I. Histoire naturelle et théorie de l’évolution
a) Histoire naturelle et naturalistes avant Darwin
L’histoire naturelle occupe au XVIII e siècle une place centrale dans la culture, en Grande-Bretagne comme sur le Continent. Faut-il rappeler que le mot « histoire » n’implique nullement ici l’idée de déroulement temporel que nous serions tentés d’y mettre, mais qu’il est seulement à prendre au sens étymologique : enquête, recherche d’information. En deçà de toute historicité, l’histoire naturelle n’est encore qu’une description des trois règnes : animal, végétal et minéral. Cette description est rendue urgente et difficile par le nombre sans cesse croissant d’espèces jusqu’alors inconnues qui arrivent en Europe. Jardins et collections s’emplissent de spécimens de plantes et d’animaux. Certains végétaux prennent place parmi les plantes cultivées en Europe pour l’alimentation ou pour l’ornement, tandis que d’autres, tel le café, se voient transportés d’une colonie à l’autre ; tous, et même ceux, les plus nombreux, qui n’intéressent que les naturalistes, changent, par leur accumulation, l’image du monde vivant. À l’intérieur des pays européens eux-mêmes les campagnes sont parcourues par des amateurs passionnés, leur flore et leur faune minutieusement observées. Les espèces végétales qui se comptaient par centaines au début du XVI e siècle se comptent par milliers au XVII e siècle, par dizaines de mille au tournant du XVIII e et du XIX e siècle. Cet effet de masse multiplie les risques de double emploi dans les descriptions et rend obsolète le recours à l’ordre alphabétique. Par là il impose la recherche d’une nomenclature et d’une classification sur lesquelles tous les naturalistes puissent se mettre d’accord pour nommer et classer toutes ces espèces suivant les mêmes règles. C’est précisément ce que se propose de réaliser Linné qui, à cet égard, fait figure de modèle.

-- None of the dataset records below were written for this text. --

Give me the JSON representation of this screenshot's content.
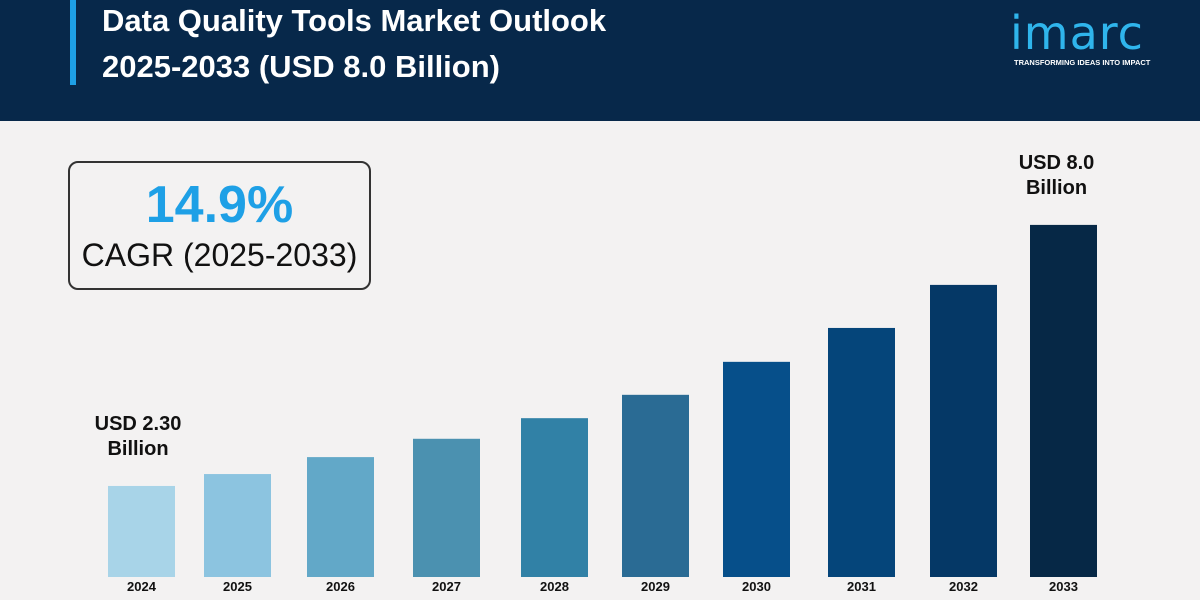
{
  "header": {
    "title_line1": "Data Quality Tools Market Outlook",
    "title_line2": "2025-2033 (USD 8.0 Billion)"
  },
  "logo": {
    "word": "imarc",
    "tagline": "TRANSFORMING IDEAS INTO IMPACT"
  },
  "cagr": {
    "value": "14.9%",
    "label": "CAGR (2025-2033)"
  },
  "colors": {
    "header_bg": "#07284a",
    "accent": "#1ea0e6"
  },
  "chart_data": {
    "type": "bar",
    "categories": [
      "2024",
      "2025",
      "2026",
      "2027",
      "2028",
      "2029",
      "2030",
      "2031",
      "2032",
      "2033"
    ],
    "values": [
      2.3,
      2.56,
      2.93,
      3.33,
      3.78,
      4.29,
      5.01,
      5.75,
      6.69,
      8.0
    ],
    "unit": "USD Billion",
    "colors": [
      "#a8d4e8",
      "#8cc4e0",
      "#62a8c8",
      "#4b91b0",
      "#3181a6",
      "#2a6b94",
      "#064f8a",
      "#05457a",
      "#053866",
      "#062846"
    ],
    "annotations": [
      {
        "category": "2024",
        "line1": "USD 2.30",
        "line2": "Billion"
      },
      {
        "category": "2033",
        "line1": "USD 8.0",
        "line2": "Billion"
      }
    ],
    "grid": false,
    "legend": "none"
  }
}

De l’œuvre du naturaliste suédois, la postérité a retenu essentiellement la nomenclature binominale – fixée dans le Species plantarum en 1753 et dans la dixième édition du Systema naturae en 1758, et encore en usage aujourd’hui – qui permet de désigner chaque espèce par un nom générique complété par un adjectif, ou un substantif, spécifique. Ainsi l’Érable champêtre s’appelle Acer campestre, et le Sycomore Acer pseudo-platanus ; la Mésange charbonnière Parus major, et la Mésange bleue Parus caerulus. Pour ses contemporains, cependant, le prestige de Linné n’est pas seulement lié à cette codification mais aussi à sa classification du règne végétal fondée sur le nombre des organes sexuels visibles dans la fleur. Ce système qui ne fait appel qu’à un seul critère est relativement facile à utiliser mais il aboutit à réunir dans la même classe des espèces qui peuvent n’avoir d’autre point commun que le nombre de leurs étamines ; aussi, dès la fin du XVIII e siècle on le voit reculer devant la concurrence de la méthode des familles naturelles, dont le principe est de regrouper par familles les genres qui se ressemblent le plus, sans hésiter pour cela à faire appel à plusieurs critères.
Pour former ces familles naturelles, la méthode exposée par Antoine Laurent de Jussieu en 1789 dans le Genera plantarum repose sur la pondération des caractères.